Hollywood, CA (December 21, 2017)—Alone in Bermuda in 1980, John Lennon began writing songs for the first time in years—some that would become the foundation for his final album, Double Fantasy, and others that were meant for his fellow former Beatle, Ringo Starr, to record. With only consumer cassette recorders available on the island, Lennon began demoing the songs and eventually gave Starr a tape of tunes that included a rough draft of “Real Love,” later to be augmented by the surviving Beatles for a Beatles Anthology single in 1995. But in the years after Lennon’s death on December 8 that year, the simple cassette became priceless to Starr—not as memorabilia, but for its personal significance. And then it went missing.
Or so he thought.
Lennon’s producer/engineer, Jack Douglas, explains, “I was hanging out with Ringo [recently] and he said to me, ‘I had a bunch of John’s memorabilia in a box and when I moved, the box disappeared. I don’t have that cassette from Bermuda anymore.'”
As it turned out, the cassette was safe in the hands of Douglas, who co-produced Double Fantasy with Lennon and Yoko Ono. As he recalled, the cassette only existed because Lennon’s sojourn to Bermuda began with a sailing trip from Newport, RI to the small island nation. What started as a relaxing yacht trip became a nightmare, however, when the boat was enveloped by a severe storm that left most of the crew seasick and exhausted. As a result, Lennon the passenger wound up single-handedly steering the boat through the storm, alone for much of the trip. When he arrived in Bermuda, he found himself energized with regained confidence for having survived the terrifying ordeal, and that in turn, led to an unexpected deluge of songs.
When Douglas realized he had the lost demo cassette, he knew what to do. “I wanted to make a CD of the cassette for Ringo and came to United Recording to work with archivist Dan Johnson,” Douglas said.
While United has recorded thousands of legendary sessions going back decades, its archiving department is a relatively new addition, well-suited to preserve the priceless recording. “We built our new archiving studio to accommodate analog and early digital recordings that are nearing the end of their shelf lives,” said United studio manager Rob Goodchild. “We ensure recordings are properly preserved and archived.”
Nonetheless, Johnson, head archivist at United, had no idea he would be saving legendary lost demos when he came to work that day. “I didn’t know what Jack was planning; he booked some time and explained he wanted to transfer a cassette,” he recalled.

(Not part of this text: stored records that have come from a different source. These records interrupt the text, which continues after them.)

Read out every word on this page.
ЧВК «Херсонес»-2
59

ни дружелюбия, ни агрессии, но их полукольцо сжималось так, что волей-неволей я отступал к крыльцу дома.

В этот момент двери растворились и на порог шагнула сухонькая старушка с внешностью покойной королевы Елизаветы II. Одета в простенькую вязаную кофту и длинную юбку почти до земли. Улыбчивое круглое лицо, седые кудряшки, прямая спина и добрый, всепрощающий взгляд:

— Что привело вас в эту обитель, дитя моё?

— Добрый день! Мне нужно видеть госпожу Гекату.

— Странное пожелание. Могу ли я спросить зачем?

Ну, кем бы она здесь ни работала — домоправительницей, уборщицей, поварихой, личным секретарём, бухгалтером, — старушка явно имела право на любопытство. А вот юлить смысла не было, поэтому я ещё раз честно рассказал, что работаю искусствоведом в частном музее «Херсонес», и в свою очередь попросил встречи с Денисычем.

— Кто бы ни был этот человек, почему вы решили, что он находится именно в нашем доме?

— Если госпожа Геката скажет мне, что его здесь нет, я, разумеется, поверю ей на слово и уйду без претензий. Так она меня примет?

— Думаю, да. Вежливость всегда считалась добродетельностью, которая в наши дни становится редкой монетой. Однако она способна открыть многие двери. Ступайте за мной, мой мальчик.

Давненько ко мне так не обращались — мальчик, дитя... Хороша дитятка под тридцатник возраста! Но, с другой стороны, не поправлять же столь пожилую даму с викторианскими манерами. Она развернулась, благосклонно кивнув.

Johnson soon found out and then faced a different challenge: “It was one of those ‘Oh my God’ moments, but you have to maintain a level of professionalism.
“I made sure everything was aligned properly and that the machine would accept the tape,” he added. “The cassette was in great condition and played back perfectly.”
Douglas, on hand to hear the transfer, was also pleased, praising the results: “It’s incredible to hear what Dan has done.”